David Liss is the author of five novels, with more on the way. His debut novel, A Conspiracy of Paper (2000) with its hero, the pugilist turned private investigator Benjamin Weaver, was named a New York Times Notable Book and won him the 2001 Barry, MacAvity and Edgar awards for Best First Novel. David's second novel, The Coffee Trader (2003) was also named a New York Times Notable Book and was selected by the New York Public Library as one of the year's 25 Books to Remember. His third novel A Spectacle of Corruption (2004) the sequel to A Conspiracy of Paper, became a national bestseller. David's fourth novel, The Ethical Assassin (2006) is his first full-length work that is not historical fiction. David's most recent novel, The Whiskey Rebels, is set in 1790's Philadelphia and New York. The third Benjamin Weaver novel, The Devil's Company, will be in stores in late 2009.

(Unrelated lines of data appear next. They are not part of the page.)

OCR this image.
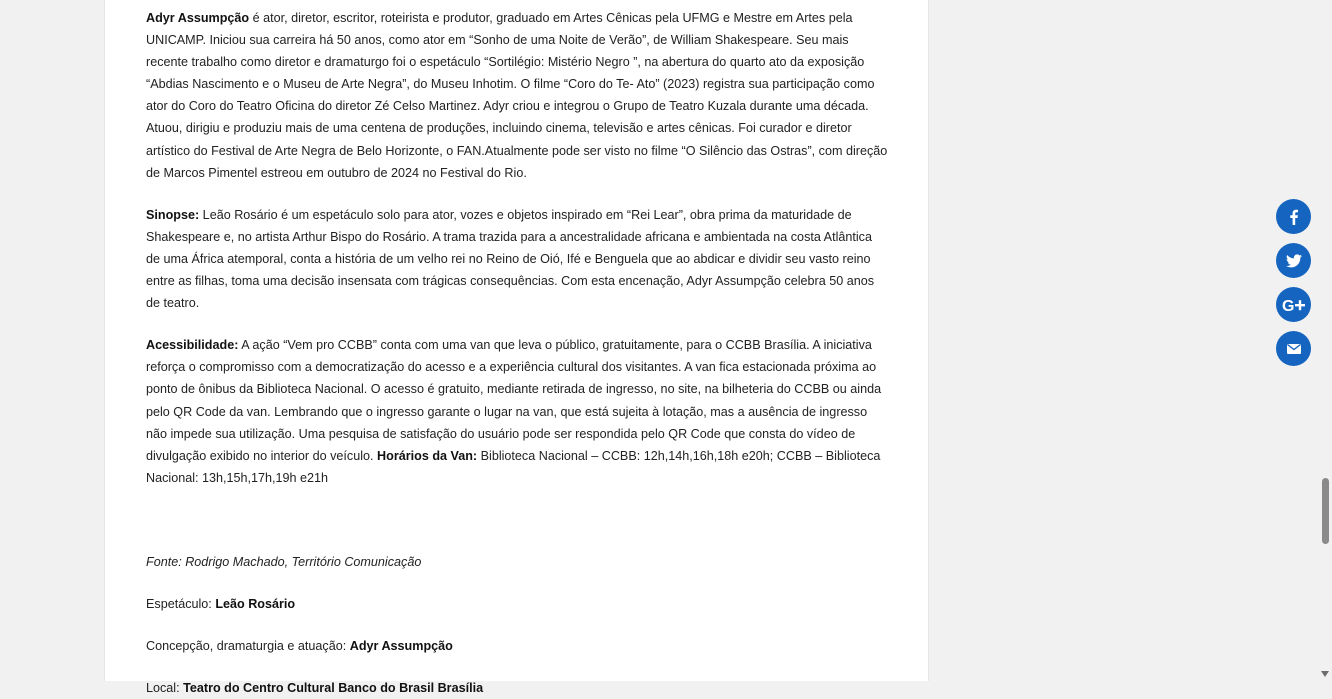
Adyr Assumpção é ator, diretor, escritor, roteirista e produtor, graduado em Artes Cênicas pela UFMG e Mestre em Artes pela UNICAMP. Iniciou sua carreira há 50 anos, como ator em “Sonho de uma Noite de Verão”, de William Shakespeare. Seu mais recente trabalho como diretor e dramaturgo foi o espetáculo “Sortilégio: Mistério Negro ”, na abertura do quarto ato da exposição “Abdias Nascimento e o Museu de Arte Negra”, do Museu Inhotim. O filme “Coro do Te- Ato” (2023) registra sua participação como ator do Coro do Teatro Oficina do diretor Zé Celso Martinez. Adyr criou e integrou o Grupo de Teatro Kuzala durante uma década. Atuou, dirigiu e produziu mais de uma centena de produções, incluindo cinema, televisão e artes cênicas. Foi curador e diretor artístico do Festival de Arte Negra de Belo Horizonte, o FAN.Atualmente pode ser visto no filme “O Silêncio das Ostras”, com direção de Marcos Pimentel estreou em outubro de 2024 no Festival do Rio.

Sinopse: Leão Rosário é um espetáculo solo para ator, vozes e objetos inspirado em “Rei Lear”, obra prima da maturidade de Shakespeare e, no artista Arthur Bispo do Rosário. A trama trazida para a ancestralidade africana e ambientada na costa Atlântica de uma África atemporal, conta a história de um velho rei no Reino de Oió, Ifé e Benguela que ao abdicar e dividir seu vasto reino entre as filhas, toma uma decisão insensata com trágicas consequências. Com esta encenação, Adyr Assumpção celebra 50 anos de teatro.

Acessibilidade: A ação “Vem pro CCBB” conta com uma van que leva o público, gratuitamente, para o CCBB Brasília. A iniciativa reforça o compromisso com a democratização do acesso e a experiência cultural dos visitantes. A van fica estacionada próxima ao ponto de ônibus da Biblioteca Nacional. O acesso é gratuito, mediante retirada de ingresso, no site, na bilheteria do CCBB ou ainda pelo QR Code da van. Lembrando que o ingresso garante o lugar na van, que está sujeita à lotação, mas a ausência de ingresso não impede sua utilização. Uma pesquisa de satisfação do usuário pode ser respondida pelo QR Code que consta do vídeo de divulgação exibido no interior do veículo. Horários da Van: Biblioteca Nacional – CCBB: 12h,14h,16h,18h e20h; CCBB – Biblioteca Nacional: 13h,15h,17h,19h e21h

Fonte: Rodrigo Machado, Território Comunicação

Espetáculo: Leão Rosário

Concepção, dramaturgia e atuação: Adyr Assumpção

Local: Teatro do Centro Cultural Banco do Brasil Brasília

G
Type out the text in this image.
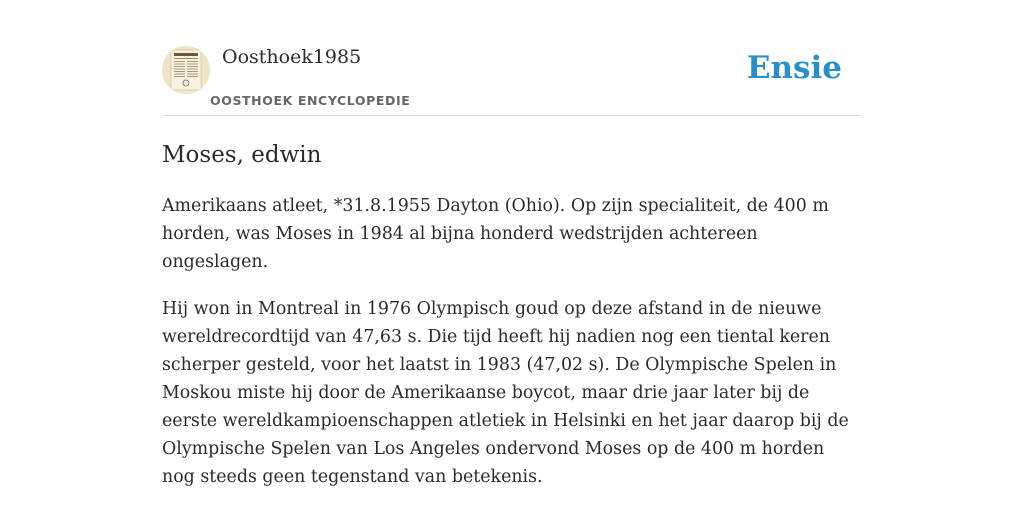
Oosthoek1985
OOSTHOEK ENCYCLOPEDIE
Ensie
Moses, edwin

Amerikaans atleet, *31.8.1955 Dayton (Ohio). Op zijn specialiteit, de 400 m horden, was Moses in 1984 al bijna honderd wedstrijden achtereen ongeslagen.

Hij won in Montreal in 1976 Olympisch goud op deze afstand in de nieuwe wereldrecordtijd van 47,63 s. Die tijd heeft hij nadien nog een tiental keren scherper gesteld, voor het laatst in 1983 (47,02 s). De Olympische Spelen in Moskou miste hij door de Amerikaanse boycot, maar drie jaar later bij de eerste wereldkampioenschappen atletiek in Helsinki en het jaar daarop bij de Olympische Spelen van Los Angeles ondervond Moses op de 400 m horden nog steeds geen tegenstand van betekenis.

Born in New Jersey and raised in Florida, David is, in fact, a one-time encylopedia salesman. He received his B.A. from Syracuse University, an M.A. from Georgia State Universty and his M.Phil from Columbia University, where he left his dissertation unfinished to pursue his writing career.

David lives in San Antonio with his wife and children. You can visit his website at

4 Moonbeams (comments):

Molly Daniels said...

The experts say to 'write what you know', but sometimes the barest glimmer of an idea/career/lifestyle will manifest itself in the subconscious and find a way into our stories! Sometimes I just write the scene and follow the 'don't get it right, get it written' policy and fix it with research and rewrites later. Other times, an issue will come up and I'll have to actually stop and research before continuing on.

You're right; it's high praise when we come off as experts when in actuality it was dumb luck (or a sharp editor!) to get the correct words written and create the illusion!

Sheila Deeth said...

Thanks. That was a really interesting article.

Carrie said...

Thanks for that bit of inspiration David!

You know, I think you're right about the heroes not reading, or reading much.

However, I do have to say that Amanda Quick (aka Jayne Ann Krentz) does have heroines and some heroes that do read. It's interesting how she does it. Sometimes, it's the heroines who write, or some female connected to either the hero or heroine that writes. Sometimes, she likes to surprise the reader with the fact that the hero has read some of the adventure novels of the day.

But you're right, I do believe that reading has too much of a stigma to it, unless it's a comic book or graphic novel....

Enjoyed the post, really insightful.


Terry Kate said...

Maybe if the hero was reading something super interesting?
Not sure exactly what that might be. Plus down time can give your hunk a chance to go workout. Any activity where we can follow him and he can be contemplating such things as the mystery or his lady love is always good.

Thanks so much for the thought provoking article!